Still, it was less than pleasing that on top of my washing machine I should daily encounter this nauseating piece of didacticism. Nor can it be ignored. One of the most annoying aspects of noticing things is that once noticed they cannot be pushed into the background. The box stands there, day in, day out, with its prissy, accusing little message. I resolved to change my brand.

Quite whether this will make any difference, though, is an open question. For while I am a firm believer in the fact that the automatic washing machine is one of the few consumer durables -- perhaps the only consumer durable -- to effect any significant improvement in the quality of life, I am aware, too, that the possession of such a machine, certainly in a country where more than 30 per cent of the population survives on less than $1 a day, remains the prerogative only of those with the economic wherewithal.

Automatic washing machines, and the powders that go with them, target the middle classes, and it will take decades of actually achieving the announced target of eight per cent economic growth annually before the middle classes can be safely assumed to constitute a numerically significant minority. Yet we might as well forget about class as an economic or political issue -- everyone else has, after all.

As the advertising industry has been quick to understand, class can be effectively repackaged -- is indeed, exclusively defined by the industry -- in terms of lifestyle. It is just that this repackaging process requires the identification of stereotypes, and to be successful, such stereotypes must, necessarily, convince.
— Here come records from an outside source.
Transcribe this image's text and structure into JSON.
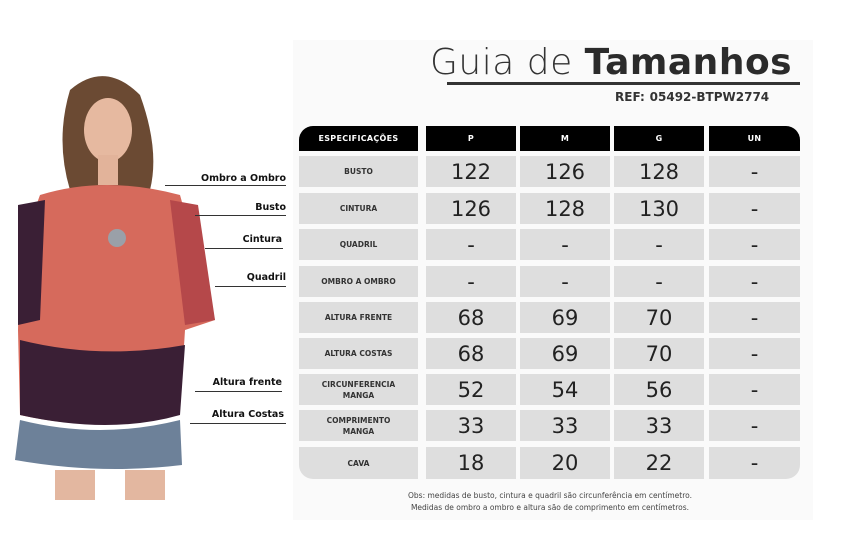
{
  "title": {
    "light": "Guia de",
    "bold": "Tamanhos"
  },
  "ref": {
    "label": "REF:",
    "code": "05492-BTPW2774"
  },
  "table": {
    "headers": [
      "ESPECIFICAÇÕES",
      "P",
      "M",
      "G",
      "UN"
    ],
    "rows": [
      {
        "spec": "BUSTO",
        "values": [
          "122",
          "126",
          "128",
          "-"
        ]
      },
      {
        "spec": "CINTURA",
        "values": [
          "126",
          "128",
          "130",
          "-"
        ]
      },
      {
        "spec": "QUADRIL",
        "values": [
          "-",
          "-",
          "-",
          "-"
        ]
      },
      {
        "spec": "OMBRO A OMBRO",
        "values": [
          "-",
          "-",
          "-",
          "-"
        ]
      },
      {
        "spec": "ALTURA FRENTE",
        "values": [
          "68",
          "69",
          "70",
          "-"
        ]
      },
      {
        "spec": "ALTURA COSTAS",
        "values": [
          "68",
          "69",
          "70",
          "-"
        ]
      },
      {
        "spec": "CIRCUNFERENCIA MANGA",
        "values": [
          "52",
          "54",
          "56",
          "-"
        ]
      },
      {
        "spec": "COMPRIMENTO MANGA",
        "values": [
          "33",
          "33",
          "33",
          "-"
        ]
      },
      {
        "spec": "CAVA",
        "values": [
          "18",
          "20",
          "22",
          "-"
        ]
      }
    ]
  },
  "note": [
    "Obs: medidas de busto, cintura e quadril são circunferência em centímetro.",
    "Medidas de ombro a ombro e altura são de comprimento em centímetros."
  ],
  "measure_labels": [
    "Ombro a Ombro",
    "Busto",
    "Cintura",
    "Quadril",
    "Altura frente",
    "Altura Costas"
  ]
}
Cleanliness, then, is next to godliness -- or held to be, by the middle classes at least. And as proof of what might otherwise seem a contentious statement, one need only look at the message emblazoned across the automatic washing powder market leader's box. All of which is a little disheartening for those who might like to believe that clean clothes do not automatically indicate an unblemished conscience, and that dirt beneath the fingernails might indicate -- and this, once upon a time, was the reverse side of the same, petit bourgeois, and oddly puritan, prejudice -- an honest days toil.

The fact is, though, that the great majority of those whose honest day's toil involves the dirtying of hands is unlikely to be possessed of sufficient means to interest the advertising industry, certainly not that section of the industry involved in the marketing of consumer durables. And such is the pervasiveness of our consumer-led morality that this simple economic fact has been allowed to reify into something far more disturbing than a set of demographic and economic statistics. It has acquired peculiarly moral overtones. Dirty equals poor equals undeserving. Clean equals middle class equals righteous.

It is not a set of equations that fits particularly comfortably with the realities of a third world economy. But then children who smear themselves in grease from used car batteries because they think it protects them rather than causing endless skin and respiratory problems during their (technically illegal) unpleasant, dirty jobs, have somehow become invisible, though they can be met in back streets all over the city.

Such, it seems, are the virtues of the dazzling whites produced by those stain-removing pearls. They dazzle so much that we can no longer really see.